Une douzaine d'années plus tard, Alex, qui a échappé à ses mauvaises relations d'affaires, recherche toujours Milena à travers l'Europe. Sa quête le mènera aux lisières du Royaume Magique (Eurodisney en ruines, devenu un nid de vraies fées !), puis en pleine guerre civile albanaise, aux lisières de laquelle les différentes factions de la Féerie (et un prophète du Web) règlent leurs comptes obscurs.

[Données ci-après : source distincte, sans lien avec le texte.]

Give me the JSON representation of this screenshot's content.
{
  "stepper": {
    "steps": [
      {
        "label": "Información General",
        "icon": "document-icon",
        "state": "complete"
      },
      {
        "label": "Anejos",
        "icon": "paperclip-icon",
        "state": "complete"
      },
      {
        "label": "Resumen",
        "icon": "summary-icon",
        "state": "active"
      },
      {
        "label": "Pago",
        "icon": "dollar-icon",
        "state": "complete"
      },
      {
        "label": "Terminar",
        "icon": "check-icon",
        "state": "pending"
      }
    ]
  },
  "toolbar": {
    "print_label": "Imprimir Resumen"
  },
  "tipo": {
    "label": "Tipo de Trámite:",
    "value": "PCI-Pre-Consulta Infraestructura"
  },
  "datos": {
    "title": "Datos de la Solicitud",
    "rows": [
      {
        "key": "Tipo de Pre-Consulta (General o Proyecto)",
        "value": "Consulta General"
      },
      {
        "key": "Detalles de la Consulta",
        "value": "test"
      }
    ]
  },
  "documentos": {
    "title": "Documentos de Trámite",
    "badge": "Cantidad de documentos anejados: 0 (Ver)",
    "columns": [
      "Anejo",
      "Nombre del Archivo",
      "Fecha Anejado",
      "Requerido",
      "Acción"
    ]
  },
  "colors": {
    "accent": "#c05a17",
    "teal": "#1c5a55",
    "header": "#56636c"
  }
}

Le roman s'articule donc en trois parties, Londres/Paris/Albanie, chacune introduisant de nouveaux protagonistes. Je n'ai guère prisé la conclusion du livre, boursouflée par une abondance de complots entrecroisés que j'ai eu du mal à suivre. J'aurais apprécié plus de développements scientifiques spéculatifs de McAuley, qui en est capable... même si ses explications elliptiques font de Greg Egan un modèle d'intelligibilité. Le fil conducteur de l'intrigue a du mal à émerger — elle est mue par Milena, et Sharkey, même pas haïssable, constitue un guide peu clairvoyant et passablement répugnant. Les seconds rôles à ses côtés restent beaucoup plus marquants. Féerie présente une galerie de figures pathétiques (Armand, le soldat psychotique), grotesques (Katrina, lutteuse infatigable, qui jure comme un charretier ; Todd, le journaliste-vedette aussi creux intellectuellement qu'affectivement), émouvants (Morag, infirmière de l'humanitaire dans les camps de réfugiés de la banlieue parisienne), ou haïssables (Doggy Dog, l'apprenti-truand). Nettement plus mémorables que l'univers à la Bruce Sterling (et ses successeurs) où se déroulent leurs aventures.